Les origines sont multiples. Pour les identifier, il faudra d’abord s’interroger pourquoi la corruption a trouvé dans la structure sociale, la structure politique et la gouvernance de notre pays un terrain propice à son expansion ?

Pourquoi la corruption s’est-elle propagée, infestant tous les domaines de l’activité sociale et économique et plusieurs institutions publiques et privées ? La transition politique a-t-elle contribué à cette expansion sachant que le phénomène était déjà là bien avant janvier 2011 ?

Dans un livre publié en 1953, Robert K. Merton avait énoncé ce qu’il avait appelé un «théorème» sociologique :

«Est condamnée à l’échec toute tentative faite pour éliminer une structure sociale existante sans fournir les structures de remplacement adéquates, c’est-à-dire capables de remplir les fonctions précédemment assurées par l’organisation abolie». Et il ajoute : «Lorsqu’une réforme politique se limite à la tâche manifeste de mettre les canailles à la porte, elle n’est guère que de la magie politique… Rechercher un changement social sans reconnaître ouvertement les fonctions manifestes et latentes remplies par l’organisation à transformer, c’est procéder à des rites sociaux plutôt qu’à un social engineering.»

Il semble que ce théorème se vérifie manifestement dans notre pays, au vu de la situation actuelle: un Etat tellement affaibli, une structure politique émiettée et déliquescente, une perte de valeurs, un manque de confiance généralisé.

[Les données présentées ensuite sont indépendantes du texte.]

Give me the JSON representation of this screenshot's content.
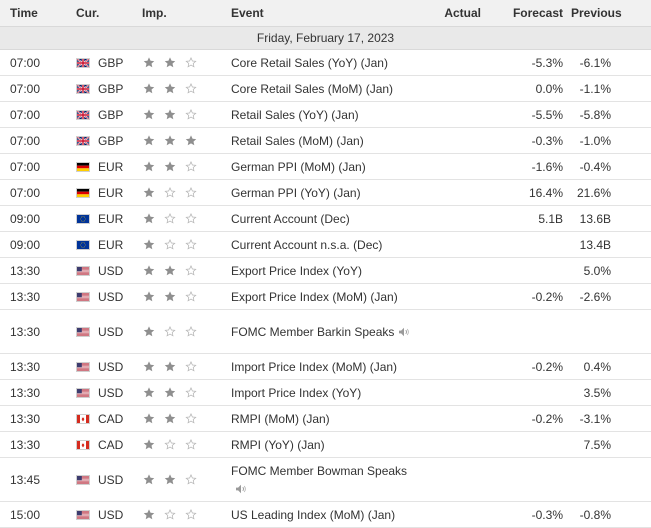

Tout cela constitue un cocktail explosif qui ébranle la cohésion sociale et ouvre des avenues à la corruption. Aujourd’hui et depuis 2011, la société surfe sur un régime de «déception continue» selon les termes du philosophe français Alain Badiou, car des pans entiers du pouvoir ont été accaparés par des aventuriers et des apprentis politiciens dont le principal trait de caractère est l’avidité d’argent et de pouvoir.

Embourbé dans ses problèmes et voyant que sa condition de vie ne cesse de se détériorer, le citoyen en vient à la conclusion que la classe politique ne se soucie guère de l’intérêt général. Alors, ne trouvant pas le moyen de satisfaire ses besoins à travers les voies légales, il va en chercher d’autres disponibles hors de la légalité, sinon en détournant soi-même la loi. Ainsi, s’ajoutent au stock de corrompus à la base, une horde de corrompus et des corruptibles qui les font vivre ; une croissance directement proportionnelle à l’inefficacité de l’Etat.

Le mal qui s’est diffusé dans toutes les structures et tous les secteurs se nourrit d’autres facteurs favorables. Parmi ces facteurs, l’échec de la justice transitoire qui a moins servi à une réconciliation nationale qu’aux rackets et aux règlements de comptes, l’économie de rente qui préserve les intérêts d’une oligarchie intouchable, l’arsenal juridique pléthorique dont certaines prédispositions remontent à la période beylicale, le manque de moyens humains et matériels de contrôle des contrevenants, d’où l’impunité des fauteurs et, cerise sur le gâteau, l’absence de volonté politique au niveau des trois sommets du pouvoir à œuvrer pour une véritable réforme en profondeur qui fera bouger les lignes.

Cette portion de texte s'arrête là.